Les signaux avant-coureurs de cette méga-crise sont déjà là. Les débats sur l’accord commercial entre l’Europe et le Mercosur comprennent une large part de défiance quant à des produits contenant des substances que nous ne voudrions pas importer. Le débat sur les PFAS ou les nombreux produits chimiques utilisés par l’agriculture ne sont rien d’autre qu’un débat de santé publique. La pollution des eaux de source utilisées par les villes, celle des bouteilles d’eau, cette des aliments sur-transformés en sont d’autres manifestations. La médiocre qualité de l’air dans les grandes villes et les nombreux morts qu’elle engendre font déjà partie du débat. L’exposition dangereuse des enfants près des vignes quand celles-ci sont traitées en est une autre illustration. Il y en a légions. Même la santé mentale qui se dégrade à cause des réseaux sociaux est clairement un débat de santé publique. Ces revendications vont se regrouper.
Ces réalités frapperont la société de plus en plus violemment. Les progrès scientifiques, notamment en psychologies et en biologie, accélèreront le mouvement. Si une molécule est dangereuse pour l’homme aujourd’hui cela n’est démontré que par des preuves statistiques. Elles sont contestables car la statistique démontre rarement une causalité, seulement une corrélation. Mais demain par exemple, les progrès de la génétique montreront des relations entre des molécules et des mutations de cellule. La preuve sera plus convaincante et plus difficilement réfutable. De même, les neurosciences démontreront plus clairement et indubitablement les enjeux de santé mentale. Demain enfin le principe de précaution sera de plus en plus exigé par les citoyens qui demanderont d’avoir confiance en leurs autorités pour les protéger.

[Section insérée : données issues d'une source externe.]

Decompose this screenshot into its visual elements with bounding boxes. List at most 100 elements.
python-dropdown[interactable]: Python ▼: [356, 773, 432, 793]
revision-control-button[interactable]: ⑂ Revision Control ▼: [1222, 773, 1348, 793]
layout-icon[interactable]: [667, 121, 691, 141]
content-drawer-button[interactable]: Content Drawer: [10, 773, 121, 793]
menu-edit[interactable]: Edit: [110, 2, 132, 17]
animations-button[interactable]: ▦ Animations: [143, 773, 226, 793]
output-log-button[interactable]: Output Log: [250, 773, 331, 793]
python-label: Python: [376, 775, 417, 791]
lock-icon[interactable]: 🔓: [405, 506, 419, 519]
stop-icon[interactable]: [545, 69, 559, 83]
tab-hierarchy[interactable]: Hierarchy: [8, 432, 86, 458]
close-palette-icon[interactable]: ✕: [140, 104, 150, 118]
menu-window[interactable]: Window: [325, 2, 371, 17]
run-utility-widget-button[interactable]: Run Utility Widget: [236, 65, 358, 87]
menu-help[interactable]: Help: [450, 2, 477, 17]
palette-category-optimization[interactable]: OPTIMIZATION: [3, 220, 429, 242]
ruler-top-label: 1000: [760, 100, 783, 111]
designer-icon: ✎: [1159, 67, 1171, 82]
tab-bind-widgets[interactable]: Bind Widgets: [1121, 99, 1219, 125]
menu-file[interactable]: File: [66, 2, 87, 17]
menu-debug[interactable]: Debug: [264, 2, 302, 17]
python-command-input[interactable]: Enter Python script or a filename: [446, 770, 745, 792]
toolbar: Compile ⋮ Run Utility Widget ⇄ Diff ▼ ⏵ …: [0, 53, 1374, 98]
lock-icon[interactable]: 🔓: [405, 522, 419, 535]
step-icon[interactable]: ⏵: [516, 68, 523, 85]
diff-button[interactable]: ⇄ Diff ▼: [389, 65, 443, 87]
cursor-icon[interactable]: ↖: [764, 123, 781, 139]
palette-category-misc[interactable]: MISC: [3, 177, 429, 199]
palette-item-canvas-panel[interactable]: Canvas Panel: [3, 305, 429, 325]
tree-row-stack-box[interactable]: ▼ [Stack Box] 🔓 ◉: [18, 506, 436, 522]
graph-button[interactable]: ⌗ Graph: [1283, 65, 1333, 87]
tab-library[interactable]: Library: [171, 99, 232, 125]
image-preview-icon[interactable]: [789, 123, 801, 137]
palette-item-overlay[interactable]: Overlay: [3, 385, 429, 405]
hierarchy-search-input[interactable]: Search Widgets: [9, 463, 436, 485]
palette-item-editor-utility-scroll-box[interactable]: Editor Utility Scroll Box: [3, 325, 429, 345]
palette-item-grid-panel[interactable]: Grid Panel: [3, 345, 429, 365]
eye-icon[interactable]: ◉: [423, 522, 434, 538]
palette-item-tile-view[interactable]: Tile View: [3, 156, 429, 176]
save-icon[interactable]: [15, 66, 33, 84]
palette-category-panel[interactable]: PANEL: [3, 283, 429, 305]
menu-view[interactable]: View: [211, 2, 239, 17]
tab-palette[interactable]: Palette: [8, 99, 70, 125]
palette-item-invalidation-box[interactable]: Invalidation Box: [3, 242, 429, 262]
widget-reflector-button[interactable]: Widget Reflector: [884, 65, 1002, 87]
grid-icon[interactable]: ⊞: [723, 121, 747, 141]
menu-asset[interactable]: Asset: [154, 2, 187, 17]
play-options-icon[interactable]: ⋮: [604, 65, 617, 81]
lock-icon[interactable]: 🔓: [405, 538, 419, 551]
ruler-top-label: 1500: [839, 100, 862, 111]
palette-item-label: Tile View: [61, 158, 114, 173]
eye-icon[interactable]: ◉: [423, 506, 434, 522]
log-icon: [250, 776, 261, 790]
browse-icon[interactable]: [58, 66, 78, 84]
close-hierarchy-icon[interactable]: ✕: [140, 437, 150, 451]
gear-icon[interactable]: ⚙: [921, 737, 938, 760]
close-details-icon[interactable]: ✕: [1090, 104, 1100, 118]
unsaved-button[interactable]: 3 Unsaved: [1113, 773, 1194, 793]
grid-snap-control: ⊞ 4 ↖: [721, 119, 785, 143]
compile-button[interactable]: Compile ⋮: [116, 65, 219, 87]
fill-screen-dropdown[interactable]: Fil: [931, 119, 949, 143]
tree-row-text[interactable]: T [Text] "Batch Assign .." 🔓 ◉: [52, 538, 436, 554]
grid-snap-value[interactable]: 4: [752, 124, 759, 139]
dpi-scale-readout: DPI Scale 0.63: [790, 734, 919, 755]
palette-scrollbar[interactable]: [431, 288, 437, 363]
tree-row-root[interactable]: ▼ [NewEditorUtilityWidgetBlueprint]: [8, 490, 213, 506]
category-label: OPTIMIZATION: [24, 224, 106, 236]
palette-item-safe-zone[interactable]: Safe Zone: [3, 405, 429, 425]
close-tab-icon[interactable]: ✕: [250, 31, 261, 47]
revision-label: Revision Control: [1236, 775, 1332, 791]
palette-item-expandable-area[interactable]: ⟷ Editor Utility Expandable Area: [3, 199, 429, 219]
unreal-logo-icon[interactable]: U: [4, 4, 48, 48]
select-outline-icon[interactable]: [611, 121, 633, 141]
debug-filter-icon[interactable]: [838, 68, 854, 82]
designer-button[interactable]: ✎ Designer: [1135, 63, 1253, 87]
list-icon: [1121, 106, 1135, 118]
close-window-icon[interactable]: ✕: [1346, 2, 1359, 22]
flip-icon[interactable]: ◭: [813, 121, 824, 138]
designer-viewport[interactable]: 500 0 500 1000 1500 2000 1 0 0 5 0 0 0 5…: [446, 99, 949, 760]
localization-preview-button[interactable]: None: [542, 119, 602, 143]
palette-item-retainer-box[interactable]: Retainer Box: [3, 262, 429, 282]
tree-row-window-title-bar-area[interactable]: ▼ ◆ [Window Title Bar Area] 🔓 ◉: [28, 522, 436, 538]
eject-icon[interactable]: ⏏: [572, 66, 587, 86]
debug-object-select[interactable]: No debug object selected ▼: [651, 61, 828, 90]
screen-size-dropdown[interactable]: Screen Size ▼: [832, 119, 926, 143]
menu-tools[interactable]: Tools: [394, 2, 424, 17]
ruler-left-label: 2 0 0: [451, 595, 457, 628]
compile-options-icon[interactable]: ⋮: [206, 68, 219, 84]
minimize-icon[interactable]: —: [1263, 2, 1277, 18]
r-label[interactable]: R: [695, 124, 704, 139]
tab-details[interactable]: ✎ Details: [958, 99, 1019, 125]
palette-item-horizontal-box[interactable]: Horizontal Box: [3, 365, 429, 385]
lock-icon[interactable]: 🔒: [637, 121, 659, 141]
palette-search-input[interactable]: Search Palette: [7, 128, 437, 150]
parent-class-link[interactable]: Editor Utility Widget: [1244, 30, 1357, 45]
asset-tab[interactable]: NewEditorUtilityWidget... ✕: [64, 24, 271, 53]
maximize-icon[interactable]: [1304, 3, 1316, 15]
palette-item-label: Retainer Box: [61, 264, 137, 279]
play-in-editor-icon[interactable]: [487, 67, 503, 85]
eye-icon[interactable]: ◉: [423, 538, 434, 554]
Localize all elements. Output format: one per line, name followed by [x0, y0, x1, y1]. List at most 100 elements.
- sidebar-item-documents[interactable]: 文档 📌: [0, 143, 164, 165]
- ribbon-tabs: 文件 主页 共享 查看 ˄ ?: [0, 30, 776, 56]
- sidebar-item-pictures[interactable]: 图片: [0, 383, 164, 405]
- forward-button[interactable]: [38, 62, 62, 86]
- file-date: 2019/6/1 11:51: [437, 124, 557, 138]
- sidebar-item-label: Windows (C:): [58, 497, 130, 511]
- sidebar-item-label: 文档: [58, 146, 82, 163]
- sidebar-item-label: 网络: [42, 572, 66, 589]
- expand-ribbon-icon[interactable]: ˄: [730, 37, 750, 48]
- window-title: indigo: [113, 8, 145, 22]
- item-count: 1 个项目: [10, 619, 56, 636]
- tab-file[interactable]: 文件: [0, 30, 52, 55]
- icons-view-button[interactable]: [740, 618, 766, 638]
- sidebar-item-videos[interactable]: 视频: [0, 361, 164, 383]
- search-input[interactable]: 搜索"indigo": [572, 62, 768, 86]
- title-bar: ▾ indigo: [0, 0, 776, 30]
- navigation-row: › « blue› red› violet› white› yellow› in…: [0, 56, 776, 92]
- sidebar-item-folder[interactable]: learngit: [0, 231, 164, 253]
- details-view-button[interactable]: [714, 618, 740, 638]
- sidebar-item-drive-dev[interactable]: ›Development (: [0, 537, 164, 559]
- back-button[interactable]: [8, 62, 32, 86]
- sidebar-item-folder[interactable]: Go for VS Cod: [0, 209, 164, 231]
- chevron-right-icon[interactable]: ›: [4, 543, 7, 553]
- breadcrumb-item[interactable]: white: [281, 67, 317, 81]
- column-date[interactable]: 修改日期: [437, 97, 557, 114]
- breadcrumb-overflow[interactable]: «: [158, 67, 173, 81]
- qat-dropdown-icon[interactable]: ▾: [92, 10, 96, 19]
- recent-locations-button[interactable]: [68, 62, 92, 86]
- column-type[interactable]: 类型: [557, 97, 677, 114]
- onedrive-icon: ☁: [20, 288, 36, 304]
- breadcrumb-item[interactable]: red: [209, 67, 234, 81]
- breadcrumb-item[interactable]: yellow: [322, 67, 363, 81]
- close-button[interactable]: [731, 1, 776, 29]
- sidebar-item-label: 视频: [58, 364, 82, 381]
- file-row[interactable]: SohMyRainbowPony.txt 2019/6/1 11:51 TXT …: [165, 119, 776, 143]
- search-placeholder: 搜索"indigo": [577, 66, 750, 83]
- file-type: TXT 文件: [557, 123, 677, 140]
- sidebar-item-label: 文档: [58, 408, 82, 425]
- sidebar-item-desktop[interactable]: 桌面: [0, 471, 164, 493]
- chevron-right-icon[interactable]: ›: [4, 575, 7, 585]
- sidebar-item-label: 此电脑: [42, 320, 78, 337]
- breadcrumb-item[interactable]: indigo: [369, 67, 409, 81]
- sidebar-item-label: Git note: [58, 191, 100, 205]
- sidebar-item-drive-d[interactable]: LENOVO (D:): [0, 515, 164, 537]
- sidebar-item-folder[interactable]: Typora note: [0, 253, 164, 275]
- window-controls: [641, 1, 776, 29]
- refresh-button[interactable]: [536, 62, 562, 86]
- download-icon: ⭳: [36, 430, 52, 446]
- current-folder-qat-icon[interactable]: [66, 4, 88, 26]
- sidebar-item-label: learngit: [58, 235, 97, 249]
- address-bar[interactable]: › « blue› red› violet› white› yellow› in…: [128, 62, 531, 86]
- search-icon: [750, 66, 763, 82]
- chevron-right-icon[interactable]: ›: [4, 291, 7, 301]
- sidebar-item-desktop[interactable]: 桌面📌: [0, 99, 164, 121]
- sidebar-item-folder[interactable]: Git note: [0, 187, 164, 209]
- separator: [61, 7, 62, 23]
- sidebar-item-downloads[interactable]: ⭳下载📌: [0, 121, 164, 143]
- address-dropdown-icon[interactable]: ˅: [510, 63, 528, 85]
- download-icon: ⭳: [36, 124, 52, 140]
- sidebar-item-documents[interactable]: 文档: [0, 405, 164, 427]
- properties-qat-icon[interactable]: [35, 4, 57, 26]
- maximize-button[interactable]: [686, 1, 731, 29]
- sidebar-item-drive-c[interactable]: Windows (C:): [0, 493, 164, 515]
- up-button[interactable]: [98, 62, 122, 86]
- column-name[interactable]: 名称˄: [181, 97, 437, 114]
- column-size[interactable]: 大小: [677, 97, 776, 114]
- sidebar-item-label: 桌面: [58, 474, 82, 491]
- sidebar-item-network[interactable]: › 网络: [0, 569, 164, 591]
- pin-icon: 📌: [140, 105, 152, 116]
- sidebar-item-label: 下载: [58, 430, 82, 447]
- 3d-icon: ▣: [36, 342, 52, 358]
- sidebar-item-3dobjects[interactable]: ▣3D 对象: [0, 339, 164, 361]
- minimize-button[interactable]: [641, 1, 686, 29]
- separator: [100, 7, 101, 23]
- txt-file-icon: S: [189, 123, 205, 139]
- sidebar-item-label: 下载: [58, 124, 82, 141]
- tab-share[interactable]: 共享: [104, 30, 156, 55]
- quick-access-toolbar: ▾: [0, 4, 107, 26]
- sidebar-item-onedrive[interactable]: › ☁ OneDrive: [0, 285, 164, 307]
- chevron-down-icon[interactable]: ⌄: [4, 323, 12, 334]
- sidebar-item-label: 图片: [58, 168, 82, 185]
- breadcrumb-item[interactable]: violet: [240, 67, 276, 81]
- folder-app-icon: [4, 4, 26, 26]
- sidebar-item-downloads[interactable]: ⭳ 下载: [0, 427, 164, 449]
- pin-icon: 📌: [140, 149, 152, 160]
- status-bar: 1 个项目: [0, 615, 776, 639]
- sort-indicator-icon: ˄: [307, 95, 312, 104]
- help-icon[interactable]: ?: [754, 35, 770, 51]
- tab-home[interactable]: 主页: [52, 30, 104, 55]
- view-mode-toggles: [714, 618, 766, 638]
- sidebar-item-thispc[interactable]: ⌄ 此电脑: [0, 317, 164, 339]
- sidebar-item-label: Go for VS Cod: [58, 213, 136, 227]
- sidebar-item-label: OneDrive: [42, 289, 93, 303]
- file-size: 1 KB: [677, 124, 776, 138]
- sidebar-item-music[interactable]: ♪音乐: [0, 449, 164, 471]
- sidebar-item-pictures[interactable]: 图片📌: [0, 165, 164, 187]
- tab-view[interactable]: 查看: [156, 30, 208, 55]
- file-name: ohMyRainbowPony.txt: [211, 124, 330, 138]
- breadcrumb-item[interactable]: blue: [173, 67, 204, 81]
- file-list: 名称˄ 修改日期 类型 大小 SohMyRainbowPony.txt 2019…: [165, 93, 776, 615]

L’un des grands enjeux sera celui des règles et réglementations car le principe de précaution, les idéologies politiques, les calculs de coût-bénéfice seront d’une grande complexité et aux implications politiques et économiques considérables. Cette crise présentera des opportunités et des risques stratégiques majeurs. Les risques sont connus avec leurs dimensions éthiques (Quelle est la valeur de la vie ? Quand faut-il faire jouer un principe de précaution ? etc.,) et leurs dimensions économiques (interdiction de certains produits, barrières à mettre aux frontières, etc.) mais les opportunités sont encore méconnues. Or elles sont importantes pour tous les producteurs. Au lieu de voir une épée de Damoclès sur leurs produits, ceux-ci peuvent au contraire travailler dès aujourd’hui sur la confiance, sur la transparence, sur les produits de substitution en cas d’interdiction ou de soupçon sur tel ou tel composant, sur des procédés d’identification ou de purification. Même le lobbying peut être une opportunité de se démarquer d’autres lobbys trop réactionnaires ou de gouvernements trop timides. On peut s’appuyer sur l’exigence de santé publique par les citoyens pour progresser. Quand les gouvernements ou les autorités publiques risquent de ne pas être à la hauteur, certaines entreprises pourront démontrer leurs compétences, leur honnêteté et emporter l’adhésion des citoyens.